Гильгамеш ждал, не говоря ни слова.

— Ты ведь скучаешь по славе битвы, Гильгамеш?

— Я?

— Что если я предложу тебе командовать моей армией?

— Зачем это тебе? Что я для тебя? И что твой народ для меня?

— В Аду мы принимаем то гражданство, какое захотим. Что ты скажешь, если я предложу тебе стать главнокомандующим?

— Я скажу, что ты совершаешь большую ошибку.

— У меня не обычная армия. Десять тысяч человек. Сильная поддержка с воздуха. Стратегическое атомное оружие. Самая лучшая артиллерия в Окраинах.

— Ты не понимаешь, — сказал Гильгамеш. — Война меня не интересует. Я ничего не знаю о современном оружии и ничего не хочу знать. Ты обратился не к тому человеку, Пресвитер Иоанн. Если тебе нужен полководец, пригласи Веллингтона. Пригласи Мальборо или Роммеля, или Тиглатпаласара.

— Или Энкиду?

Имя, которое Гильгамеш не ожидал услышать, поразило его, как таран. Когда прозвучало это имя, кровь бросилась в лицо Гильгамешу и все его тело конвульсивно вздрогнуло.

— Что ты знаешь об Энкиду?

Пресвитер Иоанн поднял холеную руку:

— Позволь я буду задавать вопросы, великий царь.

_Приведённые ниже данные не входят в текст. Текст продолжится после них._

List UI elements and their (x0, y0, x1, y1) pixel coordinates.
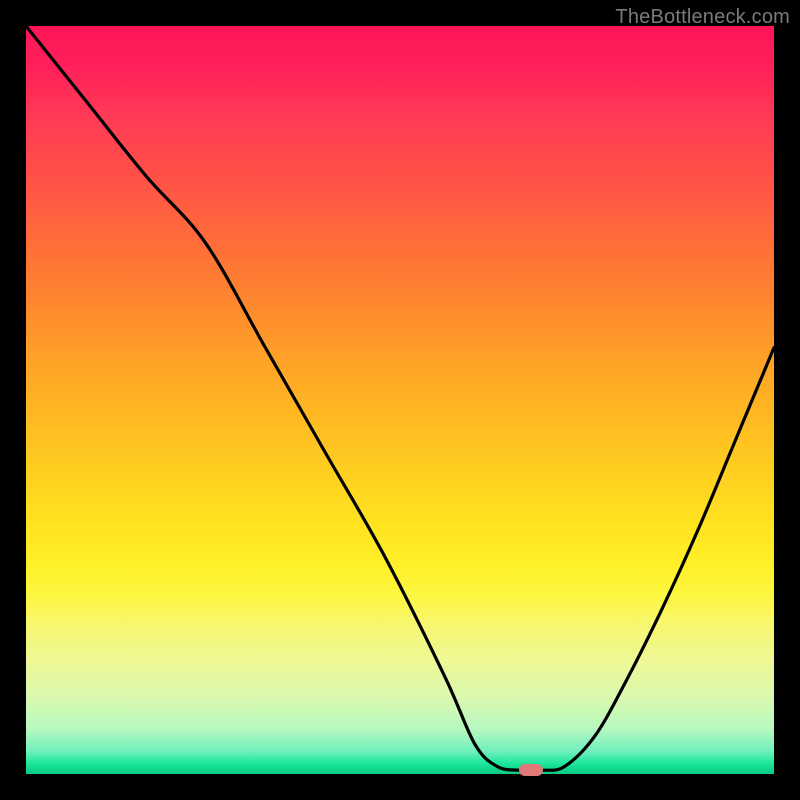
watermark: TheBottleneck.com (615, 6, 790, 29)
bottleneck-curve (26, 26, 774, 774)
chart-container: TheBottleneck.com (0, 0, 800, 800)
optimal-marker (519, 764, 543, 776)
plot-area (26, 26, 774, 774)
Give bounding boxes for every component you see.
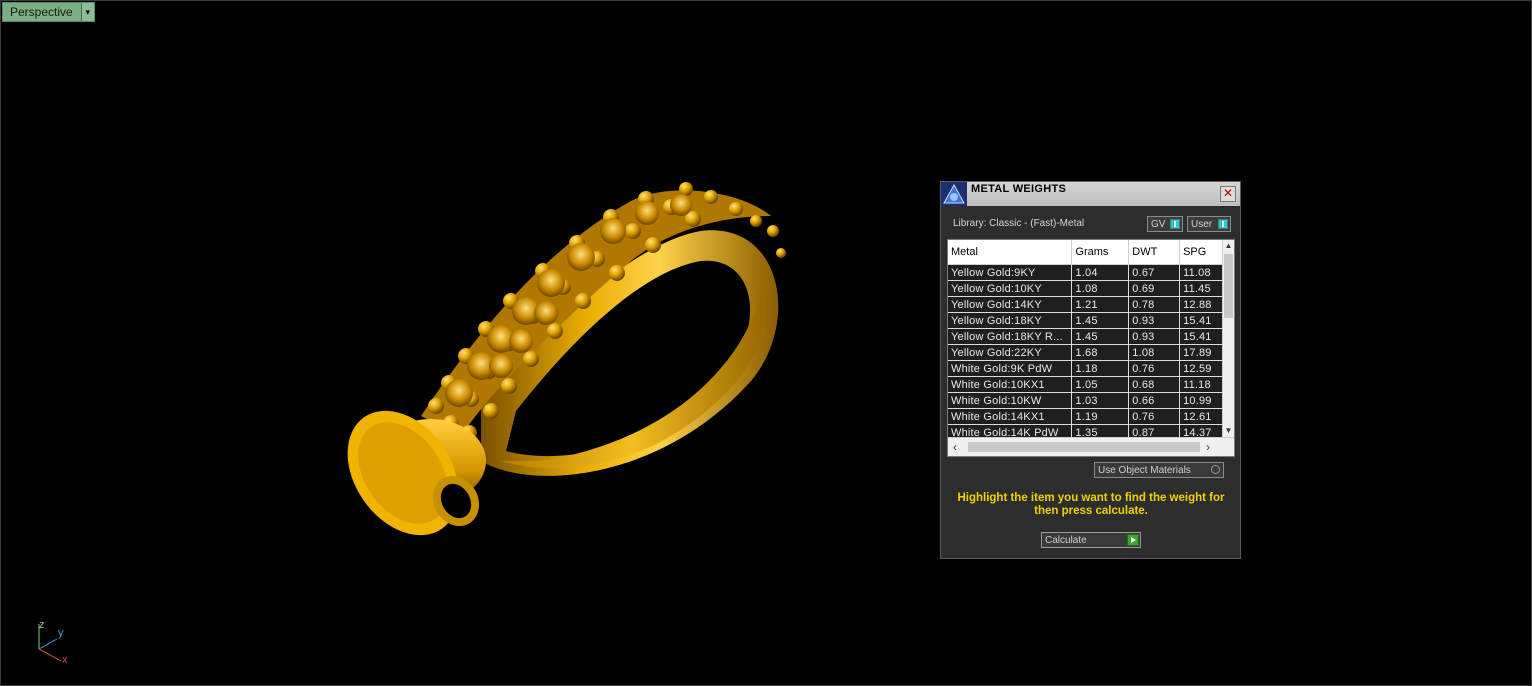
cell-spg: 12.88 (1179, 296, 1225, 313)
cell-grams: 1.18 (1071, 360, 1130, 377)
axis-x-label: x (62, 654, 68, 666)
cell-grams: 1.21 (1071, 296, 1130, 313)
cell-grams: 1.19 (1071, 408, 1130, 425)
cell-metal: Yellow Gold:22KY (948, 344, 1073, 361)
table-row[interactable]: White Gold:10KW 1.03 0.66 10.99 (948, 392, 1225, 409)
viewport-label[interactable]: Perspective ▾ (2, 2, 95, 22)
user-toggle-label: User (1191, 219, 1213, 230)
app-logo-icon (941, 182, 967, 206)
cell-grams: 1.68 (1071, 344, 1130, 361)
cell-spg: 17.89 (1179, 344, 1225, 361)
cell-dwt: 0.67 (1128, 264, 1181, 281)
ring-model[interactable] (341, 161, 811, 551)
cell-metal: Yellow Gold:10KY (948, 280, 1073, 297)
scroll-thumb[interactable] (1224, 254, 1233, 318)
calculate-button[interactable]: Calculate (1041, 532, 1141, 548)
close-icon[interactable]: ✕ (1220, 186, 1236, 202)
cell-grams: 1.05 (1071, 376, 1130, 393)
table-row[interactable]: Yellow Gold:14KY 1.21 0.78 12.88 (948, 296, 1225, 313)
axis-z-label: z (39, 619, 45, 631)
cell-spg: 10.99 (1179, 392, 1225, 409)
cell-dwt: 0.66 (1128, 392, 1181, 409)
cell-spg: 15.41 (1179, 312, 1225, 329)
horizontal-scrollbar[interactable]: ‹ › (948, 437, 1234, 456)
cell-spg: 12.61 (1179, 408, 1225, 425)
cell-spg: 11.45 (1179, 280, 1225, 297)
cell-grams: 1.04 (1071, 264, 1130, 281)
cell-grams: 1.45 (1071, 312, 1130, 329)
table-row[interactable]: Yellow Gold:10KY 1.08 0.69 11.45 (948, 280, 1225, 297)
library-label: Library: Classic - (Fast)-Metal (953, 218, 1085, 229)
cell-dwt: 0.93 (1128, 312, 1181, 329)
cell-dwt: 0.78 (1128, 296, 1181, 313)
cell-metal: Yellow Gold:18KY (948, 312, 1073, 329)
play-arrow-icon[interactable] (1127, 534, 1139, 546)
column-header-grams[interactable]: Grams (1071, 240, 1130, 265)
column-header-metal[interactable]: Metal (948, 240, 1073, 265)
instruction-text: Highlight the item you want to find the … (957, 492, 1225, 517)
cell-metal: White Gold:10KW (948, 392, 1073, 409)
scroll-left-icon[interactable]: ‹ (953, 440, 957, 454)
table-row[interactable]: White Gold:9K PdW 1.18 0.76 12.59 (948, 360, 1225, 377)
use-object-materials-option[interactable]: Use Object Materials (1094, 462, 1224, 478)
metal-table[interactable]: Metal Grams DWT SPG Yellow Gold:9KY 1.04 0… (947, 239, 1235, 457)
scroll-up-icon[interactable]: ▲ (1223, 241, 1234, 253)
table-row[interactable]: White Gold:14KX1 1.19 0.76 12.61 (948, 408, 1225, 425)
cell-metal: Yellow Gold:9KY (948, 264, 1073, 281)
user-toggle[interactable]: User (1187, 216, 1231, 232)
cell-dwt: 0.76 (1128, 360, 1181, 377)
cell-grams: 1.45 (1071, 328, 1130, 345)
cell-metal: Yellow Gold:14KY (948, 296, 1073, 313)
cell-spg: 11.18 (1179, 376, 1225, 393)
table-row[interactable]: Yellow Gold:9KY 1.04 0.67 11.08 (948, 264, 1225, 281)
toggle-indicator-icon (1170, 219, 1180, 229)
viewport-label-text: Perspective (10, 5, 73, 19)
cell-grams: 1.08 (1071, 280, 1130, 297)
cell-dwt: 0.69 (1128, 280, 1181, 297)
vertical-scrollbar[interactable]: ▲ ▼ (1222, 240, 1234, 439)
cell-dwt: 0.68 (1128, 376, 1181, 393)
column-header-spg[interactable]: SPG (1179, 240, 1225, 265)
cell-spg: 15.41 (1179, 328, 1225, 345)
metal-weights-dialog: METAL WEIGHTS ✕ Library: Classic - (Fast… (940, 181, 1241, 559)
cell-grams: 1.03 (1071, 392, 1130, 409)
table-row[interactable]: Yellow Gold:18KY R... 1.45 0.93 15.41 (948, 328, 1225, 345)
scroll-right-icon[interactable]: › (1206, 440, 1210, 454)
radio-icon[interactable] (1211, 465, 1220, 474)
axis-gizmo: z y x (29, 619, 79, 669)
cell-dwt: 0.93 (1128, 328, 1181, 345)
perspective-viewport[interactable]: Perspective ▾ z y x (0, 0, 1532, 686)
cell-dwt: 0.76 (1128, 408, 1181, 425)
calculate-label: Calculate (1045, 535, 1087, 546)
cell-metal: Yellow Gold:18KY R... (948, 328, 1073, 345)
table-row[interactable]: White Gold:10KX1 1.05 0.68 11.18 (948, 376, 1225, 393)
cell-dwt: 1.08 (1128, 344, 1181, 361)
gv-toggle[interactable]: GV (1147, 216, 1183, 232)
cell-spg: 11.08 (1179, 264, 1225, 281)
table-row[interactable]: Yellow Gold:18KY 1.45 0.93 15.41 (948, 312, 1225, 329)
axis-y-label: y (58, 627, 64, 639)
dialog-title-bar[interactable]: METAL WEIGHTS ✕ (941, 182, 1240, 206)
table-row[interactable]: Yellow Gold:22KY 1.68 1.08 17.89 (948, 344, 1225, 361)
column-header-dwt[interactable]: DWT (1128, 240, 1181, 265)
chevron-down-icon[interactable]: ▾ (80, 3, 94, 21)
cell-spg: 12.59 (1179, 360, 1225, 377)
scroll-thumb[interactable] (968, 442, 1200, 452)
dialog-title: METAL WEIGHTS (971, 183, 1067, 195)
cell-metal: White Gold:10KX1 (948, 376, 1073, 393)
cell-metal: White Gold:14KX1 (948, 408, 1073, 425)
use-object-materials-label: Use Object Materials (1098, 465, 1191, 476)
cell-metal: White Gold:9K PdW (948, 360, 1073, 377)
toggle-indicator-icon (1218, 219, 1228, 229)
gv-toggle-label: GV (1151, 219, 1166, 230)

— Ты назвал имя Энкиду. Что ты знаешь о нем?

— Сначала давай обсудим другие дела, которые…

— Энкиду, — настойчиво повторил Гильгамеш. — Почему ты упомянул его имя?

— Я знаю, что он был твоим другом…

— Да.

— Очень хорошо, он твой друг и муж великой доблести и силы. В данный момент он при дворе великого врага моего царства, который, как я понимаю, готовится идти против меня войной.

— Что? — Гильгамеш уставился на императора. — Энкиду на службе у королевы Елизаветы?

— Я этого не говорил.

— Разве не королева Елизавета послала отряд, чтобы вторгнуться в твои владения?

Елюй-Даши засмеялся:

— Рэлей и его пятьсот недоумков? Эта экспедиция — абсурд. Я позабочусь о них позже. Я имел в виду другого врага. Скажи мне, ты знаешь Мао Цзэдуна?